Dean war noch zu Jahresbeginn außerhalb von Vermont wenig bekannt. Er war aber der Einzige, der sich kein Blatt vor den Mund nahm, offen auf Konfrontationskurs zu Bush ging und den Präsidenten von Anfang an wegen seines Kriegskurses kritisierte. Das machte ihn populär. Mit einer Truppe von jungen Internetfreaks und mit der Wut der demokratischen Basis im Rücken schuf er eine erstaunlich kraftvolle Bewegung für seine Kandidatur.
Als Vizepräsident Cheney unlängst zu einem feierlichen und feinen Abendessen zugunsten von George Bushs Wiederwahlkampagne lud, bei dem ein Gedeck 2000 Dollar kostete, veröffentlichten die „Deanies“, wie die Aktivisten des Vermonter genannt werden, auf ihrer Wahlkampf-Homepage einen Spendenaufruf – garniert mit einem Foto ihres Kandidaten, das den Ex-Gouverneur beim Verzehr eines Sandwiches zeigte. Der Kassasturz am nächsten Morgen ergab: 500.000 Dollar für Dean, nur 300.000 für Cheney.
Immer mehr Demokraten laufen zu Dean über. Wo immer er auftaucht, beklatschen tausende seine Attacken auf den Präsidenten.
Und die Zeit ist vorbei, da es als gesicherte Erkenntnis galt, dass Bush nur in der politischen Mitte geschlagen werden könne, Dean zu links – auf Amerikanisch: zu liberal – sei, um gegen den Republikaner auch nur irgendeine Chance zu haben. Wobei Dean als Befürworter der Todesstrafe und Darling der Waffennarren von der American Rifles Association ganz so linksliberal nun auch wieder nicht ist.

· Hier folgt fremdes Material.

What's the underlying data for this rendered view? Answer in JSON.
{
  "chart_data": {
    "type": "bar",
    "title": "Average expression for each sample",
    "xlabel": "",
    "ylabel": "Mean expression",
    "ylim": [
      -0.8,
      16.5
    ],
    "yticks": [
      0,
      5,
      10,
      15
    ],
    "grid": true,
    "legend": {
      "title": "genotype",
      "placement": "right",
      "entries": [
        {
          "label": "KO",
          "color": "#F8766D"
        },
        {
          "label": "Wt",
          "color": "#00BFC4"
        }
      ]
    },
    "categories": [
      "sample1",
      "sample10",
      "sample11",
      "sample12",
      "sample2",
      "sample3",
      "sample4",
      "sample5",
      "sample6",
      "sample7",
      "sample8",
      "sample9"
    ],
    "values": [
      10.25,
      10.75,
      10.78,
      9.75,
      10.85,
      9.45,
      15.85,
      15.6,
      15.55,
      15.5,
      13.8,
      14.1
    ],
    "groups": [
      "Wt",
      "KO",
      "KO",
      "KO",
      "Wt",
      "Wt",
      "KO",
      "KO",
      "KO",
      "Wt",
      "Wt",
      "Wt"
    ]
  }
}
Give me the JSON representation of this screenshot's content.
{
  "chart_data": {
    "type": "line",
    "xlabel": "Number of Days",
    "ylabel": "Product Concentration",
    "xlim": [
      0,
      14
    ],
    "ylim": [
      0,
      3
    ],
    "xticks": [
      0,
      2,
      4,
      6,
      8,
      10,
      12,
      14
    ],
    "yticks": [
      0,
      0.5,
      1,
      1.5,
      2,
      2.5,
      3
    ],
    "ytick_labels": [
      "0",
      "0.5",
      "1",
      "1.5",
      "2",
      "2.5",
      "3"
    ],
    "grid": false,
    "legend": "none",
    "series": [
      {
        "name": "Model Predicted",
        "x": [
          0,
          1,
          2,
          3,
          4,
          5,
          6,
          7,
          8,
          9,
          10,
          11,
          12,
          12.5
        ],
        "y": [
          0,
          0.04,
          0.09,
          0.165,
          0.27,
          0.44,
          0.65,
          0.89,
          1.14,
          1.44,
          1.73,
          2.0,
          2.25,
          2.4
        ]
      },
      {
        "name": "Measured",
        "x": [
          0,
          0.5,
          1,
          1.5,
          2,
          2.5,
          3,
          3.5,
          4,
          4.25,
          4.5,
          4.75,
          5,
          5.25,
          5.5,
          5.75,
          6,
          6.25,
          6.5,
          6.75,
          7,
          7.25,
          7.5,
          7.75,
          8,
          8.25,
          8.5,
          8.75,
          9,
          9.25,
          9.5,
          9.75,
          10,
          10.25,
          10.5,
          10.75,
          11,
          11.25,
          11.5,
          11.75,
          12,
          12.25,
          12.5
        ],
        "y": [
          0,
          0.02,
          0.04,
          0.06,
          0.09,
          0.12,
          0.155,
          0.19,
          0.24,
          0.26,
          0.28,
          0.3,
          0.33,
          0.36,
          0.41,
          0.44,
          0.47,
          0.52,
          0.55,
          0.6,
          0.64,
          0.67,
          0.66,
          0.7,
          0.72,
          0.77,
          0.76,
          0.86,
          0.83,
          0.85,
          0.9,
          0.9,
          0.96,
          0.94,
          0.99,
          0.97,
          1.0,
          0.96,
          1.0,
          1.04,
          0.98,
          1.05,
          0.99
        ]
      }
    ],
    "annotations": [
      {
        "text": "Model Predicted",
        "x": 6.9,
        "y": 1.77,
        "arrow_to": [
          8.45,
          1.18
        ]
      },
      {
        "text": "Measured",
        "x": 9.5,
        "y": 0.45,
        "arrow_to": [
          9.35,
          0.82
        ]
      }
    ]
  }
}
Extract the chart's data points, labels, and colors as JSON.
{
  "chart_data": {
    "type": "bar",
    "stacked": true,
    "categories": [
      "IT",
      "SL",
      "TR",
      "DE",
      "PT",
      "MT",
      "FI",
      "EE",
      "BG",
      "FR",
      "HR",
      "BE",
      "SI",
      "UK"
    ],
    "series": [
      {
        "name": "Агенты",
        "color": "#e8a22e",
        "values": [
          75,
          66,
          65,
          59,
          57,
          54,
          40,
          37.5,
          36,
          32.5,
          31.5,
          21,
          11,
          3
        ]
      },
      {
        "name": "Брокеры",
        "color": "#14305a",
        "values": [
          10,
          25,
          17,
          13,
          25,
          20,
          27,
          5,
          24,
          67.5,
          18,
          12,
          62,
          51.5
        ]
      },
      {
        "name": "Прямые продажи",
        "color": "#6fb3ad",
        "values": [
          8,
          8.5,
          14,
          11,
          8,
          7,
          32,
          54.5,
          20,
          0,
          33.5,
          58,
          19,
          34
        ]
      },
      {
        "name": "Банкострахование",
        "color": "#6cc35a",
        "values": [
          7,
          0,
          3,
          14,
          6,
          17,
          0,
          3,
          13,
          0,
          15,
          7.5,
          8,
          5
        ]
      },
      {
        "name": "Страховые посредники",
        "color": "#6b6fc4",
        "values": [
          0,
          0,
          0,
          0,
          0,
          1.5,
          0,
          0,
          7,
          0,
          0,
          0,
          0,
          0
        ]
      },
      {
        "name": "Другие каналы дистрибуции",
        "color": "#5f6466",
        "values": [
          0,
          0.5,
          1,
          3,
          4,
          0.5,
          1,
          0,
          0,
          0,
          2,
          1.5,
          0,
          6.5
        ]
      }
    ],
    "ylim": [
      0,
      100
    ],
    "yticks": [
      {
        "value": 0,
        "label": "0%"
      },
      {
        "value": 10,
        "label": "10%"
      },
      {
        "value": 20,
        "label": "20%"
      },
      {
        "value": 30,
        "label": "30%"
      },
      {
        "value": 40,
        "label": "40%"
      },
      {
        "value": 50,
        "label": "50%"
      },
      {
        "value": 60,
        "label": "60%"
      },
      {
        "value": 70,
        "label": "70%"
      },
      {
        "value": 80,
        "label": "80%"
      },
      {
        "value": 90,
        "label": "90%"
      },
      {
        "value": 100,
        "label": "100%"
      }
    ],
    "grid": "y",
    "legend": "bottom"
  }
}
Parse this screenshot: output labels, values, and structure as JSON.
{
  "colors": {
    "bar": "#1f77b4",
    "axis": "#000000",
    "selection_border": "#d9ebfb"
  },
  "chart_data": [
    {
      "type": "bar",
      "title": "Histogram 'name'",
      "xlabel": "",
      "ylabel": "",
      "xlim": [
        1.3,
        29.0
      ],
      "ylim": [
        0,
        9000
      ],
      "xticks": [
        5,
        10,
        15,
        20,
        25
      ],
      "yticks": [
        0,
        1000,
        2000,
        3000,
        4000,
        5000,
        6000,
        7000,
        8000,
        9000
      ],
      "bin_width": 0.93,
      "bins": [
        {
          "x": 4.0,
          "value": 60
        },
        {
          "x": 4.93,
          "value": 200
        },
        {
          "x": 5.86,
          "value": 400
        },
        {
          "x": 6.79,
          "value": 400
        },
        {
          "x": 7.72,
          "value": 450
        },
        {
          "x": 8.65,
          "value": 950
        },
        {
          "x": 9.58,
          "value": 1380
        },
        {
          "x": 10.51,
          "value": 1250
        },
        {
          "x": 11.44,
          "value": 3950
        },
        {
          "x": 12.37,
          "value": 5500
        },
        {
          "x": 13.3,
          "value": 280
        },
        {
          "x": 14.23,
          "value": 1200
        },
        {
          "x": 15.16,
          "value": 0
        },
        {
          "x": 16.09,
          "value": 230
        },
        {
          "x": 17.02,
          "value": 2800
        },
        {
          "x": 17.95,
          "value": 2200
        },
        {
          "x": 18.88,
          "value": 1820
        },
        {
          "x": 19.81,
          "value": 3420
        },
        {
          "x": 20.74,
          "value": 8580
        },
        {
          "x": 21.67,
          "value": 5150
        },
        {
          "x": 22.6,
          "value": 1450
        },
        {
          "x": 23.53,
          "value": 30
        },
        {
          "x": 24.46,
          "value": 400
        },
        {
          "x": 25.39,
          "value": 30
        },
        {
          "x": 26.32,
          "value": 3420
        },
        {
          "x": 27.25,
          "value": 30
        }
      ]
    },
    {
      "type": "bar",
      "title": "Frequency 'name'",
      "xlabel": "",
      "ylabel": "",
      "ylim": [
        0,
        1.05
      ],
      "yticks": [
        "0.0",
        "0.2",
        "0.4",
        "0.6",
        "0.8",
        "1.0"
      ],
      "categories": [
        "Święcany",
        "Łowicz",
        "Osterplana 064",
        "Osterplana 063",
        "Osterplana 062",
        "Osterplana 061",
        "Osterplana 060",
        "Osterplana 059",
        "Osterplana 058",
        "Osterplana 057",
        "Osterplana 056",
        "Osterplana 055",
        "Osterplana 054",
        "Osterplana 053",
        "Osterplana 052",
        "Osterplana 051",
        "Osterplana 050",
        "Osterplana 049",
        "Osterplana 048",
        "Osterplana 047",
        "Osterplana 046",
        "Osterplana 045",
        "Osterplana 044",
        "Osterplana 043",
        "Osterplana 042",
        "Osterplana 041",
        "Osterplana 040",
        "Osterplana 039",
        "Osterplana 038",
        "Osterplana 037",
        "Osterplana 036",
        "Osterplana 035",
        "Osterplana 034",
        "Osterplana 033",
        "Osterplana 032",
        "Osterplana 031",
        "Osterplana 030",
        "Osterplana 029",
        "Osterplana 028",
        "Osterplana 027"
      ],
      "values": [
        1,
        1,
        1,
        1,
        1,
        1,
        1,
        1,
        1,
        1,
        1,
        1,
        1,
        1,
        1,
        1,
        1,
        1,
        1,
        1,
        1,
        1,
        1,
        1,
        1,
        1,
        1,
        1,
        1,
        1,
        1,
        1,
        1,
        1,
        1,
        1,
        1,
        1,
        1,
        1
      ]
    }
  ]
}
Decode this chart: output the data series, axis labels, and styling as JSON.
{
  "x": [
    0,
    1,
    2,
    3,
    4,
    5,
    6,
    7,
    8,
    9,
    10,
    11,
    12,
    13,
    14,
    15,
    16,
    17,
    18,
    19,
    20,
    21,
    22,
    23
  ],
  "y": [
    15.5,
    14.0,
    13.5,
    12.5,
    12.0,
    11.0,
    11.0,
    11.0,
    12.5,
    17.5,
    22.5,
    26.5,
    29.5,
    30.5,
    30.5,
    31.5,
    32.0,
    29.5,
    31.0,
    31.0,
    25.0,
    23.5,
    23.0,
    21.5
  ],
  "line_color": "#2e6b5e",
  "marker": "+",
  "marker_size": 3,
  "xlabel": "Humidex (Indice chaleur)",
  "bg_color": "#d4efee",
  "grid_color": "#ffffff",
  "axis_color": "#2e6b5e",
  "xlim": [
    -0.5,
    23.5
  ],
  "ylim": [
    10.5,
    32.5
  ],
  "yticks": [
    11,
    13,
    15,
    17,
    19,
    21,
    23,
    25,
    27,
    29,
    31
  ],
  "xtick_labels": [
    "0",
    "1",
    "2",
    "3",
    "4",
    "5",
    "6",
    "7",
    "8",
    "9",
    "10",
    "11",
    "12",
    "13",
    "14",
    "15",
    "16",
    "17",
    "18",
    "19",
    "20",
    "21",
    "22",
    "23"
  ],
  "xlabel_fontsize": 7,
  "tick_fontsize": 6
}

Karl Rove, der oberste Medienberater und Wahlkampfstratege von George Bush, könnte jedenfalls die Worte noch bereuen, die ihm im Spätsommer am Rande einer Dean-Kundgebung herausgerutscht waren: „He, he, he“, kicherte er höhnisch: „Ja, den wollen wir. Go, Howard Dean, go!“
Die Lügen der Macht. Inzwischen sind fast alle anderen – bisher höchst vorsichtigen – demokratischen Präsidentschaftskandidaten auf einen konfrontativen Kurs gegen-über Bush eingeschwenkt. Sie sind heute linker als noch vor wenigen Wochen. Vor allem General Wesley Clark, der aus momentaner Sicht nach Dean am meisten Chancen hat, das Rennen um die Kandidatur zu machen.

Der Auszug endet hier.